Von Wolfgang Biermann 23.07.2014, 01:16

Stendal l Ab Donnerstag muss sich der Chefarzt der Klinik für Psychiatrie/Psychotherapie im Salus-Fachklinikum Uchtspringe vor der Berufungskammer am Landgericht Stendal wegen des Vorwurfs der fahrlässigen Tötung "durch Unterlassen" verantworten.

Der 50-Jährige soll im September 2011 eine aus dem Elb-Havel-Winkel wegen Suizidabsicht eingelieferte Patientin nicht ausreichend überwacht haben. Einen Tag nach ihrer Einlieferung beging die Frau mit Hilfe eines Bademantelgürtels in einem Patientenzimmer Selbstmord. Kurz bevor sie der Chefarzt im Rahmen einer Visite untersuchen wollte.

"Bei Anordnung medizinischer Überwachungsmaßnahmen (...) wäre der Suizid der Patientin vermeidbar gewesen", heißt es in der Anklage. Doch das sah Strafrichter Thomas Schulz im Prozess vor dem Amtsgericht am 20. Januar dieses Jahres anders, trotz einer Gutachterin, die dem Angeklagten erhebliche Schuld zugesprochen hatte. "Ein eigenverantwortlicher Suizid ist hier nicht ausgeschlossen", begründete der Richter den Freispruch. Das Urteil schloss den Freispruch einer Assistenzärztin ein, die zugleich der fahrlässigen Tötung angeklagt war.

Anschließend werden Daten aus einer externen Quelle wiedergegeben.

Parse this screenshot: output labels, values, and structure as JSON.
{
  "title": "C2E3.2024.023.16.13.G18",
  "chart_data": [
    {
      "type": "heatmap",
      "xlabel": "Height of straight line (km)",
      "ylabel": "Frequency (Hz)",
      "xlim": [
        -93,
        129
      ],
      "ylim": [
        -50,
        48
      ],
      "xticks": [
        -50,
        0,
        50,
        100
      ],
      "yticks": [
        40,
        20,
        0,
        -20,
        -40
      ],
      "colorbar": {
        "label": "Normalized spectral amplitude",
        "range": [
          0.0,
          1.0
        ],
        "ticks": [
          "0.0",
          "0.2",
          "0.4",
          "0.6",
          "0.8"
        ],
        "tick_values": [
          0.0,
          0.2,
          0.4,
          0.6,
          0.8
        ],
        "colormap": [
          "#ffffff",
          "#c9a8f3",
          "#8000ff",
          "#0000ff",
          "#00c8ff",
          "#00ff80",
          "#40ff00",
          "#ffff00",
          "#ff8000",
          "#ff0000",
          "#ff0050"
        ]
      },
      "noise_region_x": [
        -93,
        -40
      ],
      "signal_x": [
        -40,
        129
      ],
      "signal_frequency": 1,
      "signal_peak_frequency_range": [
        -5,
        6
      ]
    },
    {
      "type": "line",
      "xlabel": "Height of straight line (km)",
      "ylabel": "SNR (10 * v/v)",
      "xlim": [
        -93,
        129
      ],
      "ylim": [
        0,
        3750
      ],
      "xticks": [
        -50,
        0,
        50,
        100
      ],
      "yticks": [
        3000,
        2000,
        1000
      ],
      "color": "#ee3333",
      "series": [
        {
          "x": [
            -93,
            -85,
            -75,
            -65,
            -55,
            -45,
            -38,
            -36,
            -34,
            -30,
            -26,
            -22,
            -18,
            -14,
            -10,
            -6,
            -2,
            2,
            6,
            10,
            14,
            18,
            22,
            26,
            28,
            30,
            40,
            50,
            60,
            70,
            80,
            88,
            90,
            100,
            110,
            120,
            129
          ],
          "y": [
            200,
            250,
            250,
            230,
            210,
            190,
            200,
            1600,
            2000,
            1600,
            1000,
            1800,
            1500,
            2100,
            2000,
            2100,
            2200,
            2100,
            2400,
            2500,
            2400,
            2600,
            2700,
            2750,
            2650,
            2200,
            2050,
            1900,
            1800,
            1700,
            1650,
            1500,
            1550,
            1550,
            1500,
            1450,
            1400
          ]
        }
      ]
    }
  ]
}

Das Amtsgerichtsurteil fußt auf einem Urteil des Landgerichts Gießen vom 28. Juni 2012. Demnach sei Beihilfe zu eigenverantwortlichem Selbstmord nicht strafbar. "Wer als zuständiger Arzt einer psychiatrischen Klinik (...) nichts zur Verhinderung eines freiverantwortlich begangenen Selbstmordes unternimmt, macht sich nicht strafbar, auch wenn der betreffende Patient wegen Suizidgefahr überwiesen wurde."

Die Staatsanwaltschaft, die für den Chefarzt eine Geldstrafe in Höhe von 48000 Euro gefordert hatte, legte Berufung gegen den Freispruch ein. Und die soll nun ab Donnerstag vor der Berufungskammer unter Vorsitz von Richterin Gudrun Gießelmann-Goetze verhandelt werden. Vier Termine sind angesetzt. Nach derzeitigem Stand ist das Urteil am 28. August zu erwarten. Laut Gesetz steht auf fahrlässige Tötung Gefängnis bis zu fünf Jahren oder Geldstrafe.